Finally, the answer is the minimum value for dp[n — 1][j][m], for 0<=j<=m. I hope this helps.
You may refer to my solution 156195983 but it is in python, with the differences of me reversing a to solve for increasing pancakes, and I switched the definitions for j and k. So my definition is dp[i][prefix sum of pancakes up to i][number of pancakes on i].
can u elaborate why the dp is : dp[i][number of pancakes on ith dish][number of pancakes put down in total] and why not dp[i][number of pancakes put down in total][number of pancakes on ith dish] ? Can we imagine this as a 3D matrix? If so, then what do the row, column and height of this matrix implicate?
Both ways work. I used the latter which is dp[i][number of pancakes put down in total][number of pancakes on ith dish] in my actual solution. But the solution used in the editorial uses the former which is dp[i][number of pancakes on ith dish][number of pancakes put down in total].

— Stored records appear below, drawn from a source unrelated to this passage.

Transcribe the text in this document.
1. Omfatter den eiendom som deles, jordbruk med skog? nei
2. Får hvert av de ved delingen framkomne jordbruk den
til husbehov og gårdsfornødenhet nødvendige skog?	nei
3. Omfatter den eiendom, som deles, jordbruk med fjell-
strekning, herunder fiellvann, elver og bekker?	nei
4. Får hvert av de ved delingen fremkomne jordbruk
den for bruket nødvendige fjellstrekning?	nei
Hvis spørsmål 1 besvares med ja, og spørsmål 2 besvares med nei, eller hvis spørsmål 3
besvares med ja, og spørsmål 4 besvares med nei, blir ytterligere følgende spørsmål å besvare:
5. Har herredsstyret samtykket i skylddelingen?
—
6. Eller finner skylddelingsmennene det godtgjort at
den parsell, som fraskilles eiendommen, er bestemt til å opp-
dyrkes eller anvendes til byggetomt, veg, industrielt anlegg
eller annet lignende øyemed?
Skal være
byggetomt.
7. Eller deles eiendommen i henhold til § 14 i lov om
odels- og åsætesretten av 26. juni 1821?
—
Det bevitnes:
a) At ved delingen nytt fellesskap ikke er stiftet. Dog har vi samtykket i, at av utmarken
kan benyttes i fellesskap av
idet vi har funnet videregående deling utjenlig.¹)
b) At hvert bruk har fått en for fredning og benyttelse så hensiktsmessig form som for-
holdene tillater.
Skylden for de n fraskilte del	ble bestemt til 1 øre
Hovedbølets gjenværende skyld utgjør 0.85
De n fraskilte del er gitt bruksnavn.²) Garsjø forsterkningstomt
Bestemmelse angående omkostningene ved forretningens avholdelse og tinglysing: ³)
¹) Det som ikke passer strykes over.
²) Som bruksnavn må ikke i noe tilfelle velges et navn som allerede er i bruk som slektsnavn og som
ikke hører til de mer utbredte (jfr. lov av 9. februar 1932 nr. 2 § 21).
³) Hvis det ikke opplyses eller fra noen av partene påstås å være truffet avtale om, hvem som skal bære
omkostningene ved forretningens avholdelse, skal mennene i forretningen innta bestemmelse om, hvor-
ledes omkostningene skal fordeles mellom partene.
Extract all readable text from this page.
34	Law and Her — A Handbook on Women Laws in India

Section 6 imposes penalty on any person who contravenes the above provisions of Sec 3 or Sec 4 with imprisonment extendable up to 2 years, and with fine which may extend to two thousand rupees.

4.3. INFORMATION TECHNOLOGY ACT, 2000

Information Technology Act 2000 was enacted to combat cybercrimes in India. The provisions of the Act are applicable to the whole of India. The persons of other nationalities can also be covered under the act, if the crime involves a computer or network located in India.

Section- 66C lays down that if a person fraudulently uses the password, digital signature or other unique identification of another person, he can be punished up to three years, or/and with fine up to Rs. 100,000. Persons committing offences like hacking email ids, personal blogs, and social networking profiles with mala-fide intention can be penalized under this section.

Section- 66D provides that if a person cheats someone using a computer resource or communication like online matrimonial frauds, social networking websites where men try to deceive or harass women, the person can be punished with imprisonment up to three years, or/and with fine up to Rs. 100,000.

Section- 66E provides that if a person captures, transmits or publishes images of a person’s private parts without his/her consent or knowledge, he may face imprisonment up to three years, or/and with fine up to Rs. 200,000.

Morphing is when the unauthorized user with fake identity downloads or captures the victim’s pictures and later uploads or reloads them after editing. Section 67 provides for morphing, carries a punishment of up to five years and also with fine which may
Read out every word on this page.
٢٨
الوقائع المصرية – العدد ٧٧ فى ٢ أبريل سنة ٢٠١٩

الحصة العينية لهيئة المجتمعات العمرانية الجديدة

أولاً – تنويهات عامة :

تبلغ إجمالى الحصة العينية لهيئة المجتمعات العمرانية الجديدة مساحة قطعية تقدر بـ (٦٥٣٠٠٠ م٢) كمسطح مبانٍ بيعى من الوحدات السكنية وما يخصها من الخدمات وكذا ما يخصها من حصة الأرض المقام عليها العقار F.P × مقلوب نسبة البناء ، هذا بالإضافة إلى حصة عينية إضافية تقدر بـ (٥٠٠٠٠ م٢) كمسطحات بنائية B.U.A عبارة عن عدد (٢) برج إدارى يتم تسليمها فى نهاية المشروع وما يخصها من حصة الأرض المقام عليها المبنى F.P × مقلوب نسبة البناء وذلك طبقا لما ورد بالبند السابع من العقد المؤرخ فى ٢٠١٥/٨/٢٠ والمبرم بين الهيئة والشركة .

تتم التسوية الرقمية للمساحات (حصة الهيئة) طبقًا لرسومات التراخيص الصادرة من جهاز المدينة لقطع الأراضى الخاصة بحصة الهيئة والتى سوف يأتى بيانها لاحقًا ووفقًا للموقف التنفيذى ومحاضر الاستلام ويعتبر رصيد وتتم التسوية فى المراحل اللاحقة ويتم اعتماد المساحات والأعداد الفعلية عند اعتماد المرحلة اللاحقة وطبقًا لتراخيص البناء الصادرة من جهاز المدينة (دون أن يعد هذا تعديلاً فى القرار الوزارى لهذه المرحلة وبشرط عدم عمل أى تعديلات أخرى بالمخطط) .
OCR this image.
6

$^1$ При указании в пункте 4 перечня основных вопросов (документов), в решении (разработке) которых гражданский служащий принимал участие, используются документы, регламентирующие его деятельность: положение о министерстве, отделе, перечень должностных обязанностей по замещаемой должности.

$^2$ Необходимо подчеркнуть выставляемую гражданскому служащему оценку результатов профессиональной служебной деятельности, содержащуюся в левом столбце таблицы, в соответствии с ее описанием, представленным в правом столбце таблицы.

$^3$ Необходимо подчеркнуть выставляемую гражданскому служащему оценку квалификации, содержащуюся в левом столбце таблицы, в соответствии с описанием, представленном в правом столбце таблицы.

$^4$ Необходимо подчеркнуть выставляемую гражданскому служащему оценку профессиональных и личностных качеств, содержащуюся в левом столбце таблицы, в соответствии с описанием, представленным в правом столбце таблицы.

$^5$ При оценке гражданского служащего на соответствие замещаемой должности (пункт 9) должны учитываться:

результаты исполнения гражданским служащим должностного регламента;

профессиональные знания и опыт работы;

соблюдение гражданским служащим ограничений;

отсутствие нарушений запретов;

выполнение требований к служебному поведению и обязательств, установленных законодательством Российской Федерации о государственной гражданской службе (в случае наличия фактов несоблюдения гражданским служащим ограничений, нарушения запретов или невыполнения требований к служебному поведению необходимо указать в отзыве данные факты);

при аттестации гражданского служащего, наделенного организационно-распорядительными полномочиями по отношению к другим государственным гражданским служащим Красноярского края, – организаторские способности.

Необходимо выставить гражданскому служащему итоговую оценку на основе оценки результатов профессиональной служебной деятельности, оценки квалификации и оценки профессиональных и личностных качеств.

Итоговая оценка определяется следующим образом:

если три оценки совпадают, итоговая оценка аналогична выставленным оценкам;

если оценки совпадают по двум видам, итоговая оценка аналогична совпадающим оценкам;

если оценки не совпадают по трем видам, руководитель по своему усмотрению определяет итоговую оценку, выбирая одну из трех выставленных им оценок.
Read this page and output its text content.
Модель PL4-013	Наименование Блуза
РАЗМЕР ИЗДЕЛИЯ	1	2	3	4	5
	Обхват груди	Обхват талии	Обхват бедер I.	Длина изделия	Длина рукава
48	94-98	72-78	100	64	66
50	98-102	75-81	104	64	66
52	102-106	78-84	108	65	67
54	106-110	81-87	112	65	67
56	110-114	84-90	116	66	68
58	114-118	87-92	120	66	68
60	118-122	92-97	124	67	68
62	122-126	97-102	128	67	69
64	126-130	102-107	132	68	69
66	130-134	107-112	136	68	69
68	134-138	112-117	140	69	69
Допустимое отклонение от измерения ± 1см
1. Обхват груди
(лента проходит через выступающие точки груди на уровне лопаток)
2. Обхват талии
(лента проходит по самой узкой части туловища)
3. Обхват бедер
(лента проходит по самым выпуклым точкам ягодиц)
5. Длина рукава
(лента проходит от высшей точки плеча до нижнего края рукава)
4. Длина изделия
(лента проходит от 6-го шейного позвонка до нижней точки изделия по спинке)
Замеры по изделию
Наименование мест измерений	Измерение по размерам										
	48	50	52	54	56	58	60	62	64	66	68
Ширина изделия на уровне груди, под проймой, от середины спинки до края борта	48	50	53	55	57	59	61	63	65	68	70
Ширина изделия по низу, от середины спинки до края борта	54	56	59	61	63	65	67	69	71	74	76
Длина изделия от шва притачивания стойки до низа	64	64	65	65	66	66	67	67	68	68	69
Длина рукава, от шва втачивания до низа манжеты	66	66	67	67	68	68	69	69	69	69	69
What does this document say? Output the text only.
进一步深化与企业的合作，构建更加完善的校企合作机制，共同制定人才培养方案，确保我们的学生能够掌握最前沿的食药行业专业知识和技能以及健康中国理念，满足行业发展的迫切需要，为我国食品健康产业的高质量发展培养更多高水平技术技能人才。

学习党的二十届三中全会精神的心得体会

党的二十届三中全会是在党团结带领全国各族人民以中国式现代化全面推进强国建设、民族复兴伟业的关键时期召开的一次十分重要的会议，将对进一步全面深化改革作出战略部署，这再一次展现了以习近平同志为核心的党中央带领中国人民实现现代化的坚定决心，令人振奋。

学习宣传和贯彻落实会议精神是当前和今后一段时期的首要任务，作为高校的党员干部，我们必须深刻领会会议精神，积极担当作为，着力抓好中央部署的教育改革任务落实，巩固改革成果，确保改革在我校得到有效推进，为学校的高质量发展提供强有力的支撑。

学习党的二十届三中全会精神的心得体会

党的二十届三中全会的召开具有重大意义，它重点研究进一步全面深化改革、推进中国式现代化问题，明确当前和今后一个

I will also discourage you from visualizing dp matrices spatially because it is very difficult and unnecessary. The important thing for doing dp is to have a firm understanding of the states, their transitions and their edge/boundary cases.
thank you for ur fast response sir :D
Can anyone explain me how does solution code of C problem works? How can the overlapping 1's give us answer to the question?
Can someone explain the solution for problem E. Tutorial is somewhat complicated to understand.
I can give an idea , what worked for me . I created a map<char ,char> that initially maps all the character to itself . Like for eg a->a , b->b , c->c . Now suppose for eg we have string "ge" . Main task first would be to reduce g as much as possbile . Suppose we reduce g to b .
Then i changed mappings and mapped all the char from g to b to 'b'. for eg map['g'] now ='b', map[e]='b' , map[d]='b' and so on till b ; and stored the current char ='g' && answer+=map[g]. Now if we encounter another char 'e' in string "ge" which is smaller than current char ;then we just have to do answer+=m['e'];
Hence answer 'bb' ; Ofcourse there are 2-3 corner cases to solve.....
Can you please explain why in the task g dp transitions are d[i][last][k] = d[i-1][last][k-last] does it means that last = j, instead of last >= j?
If that's true why this dp works?
Got it
I solved problem F with dfs, dp, and LCA+binary lifting. A lot more stuff than needed lol
156882408 Warning: Code is quite messy and I haven't commented. Enter at your own peril.
Hi, for B i tried a mathemaical aproach using log it runs fine in my IDE but (Here) when I divide log(a[i-1]/a[i])/log(2) it gives wrong values, example log(8/1)/log(2) = 2 is there something wrong with the compiler ?? Here is my code : https://codeforces.com/contest/1675/submission/157855207
Thank you :)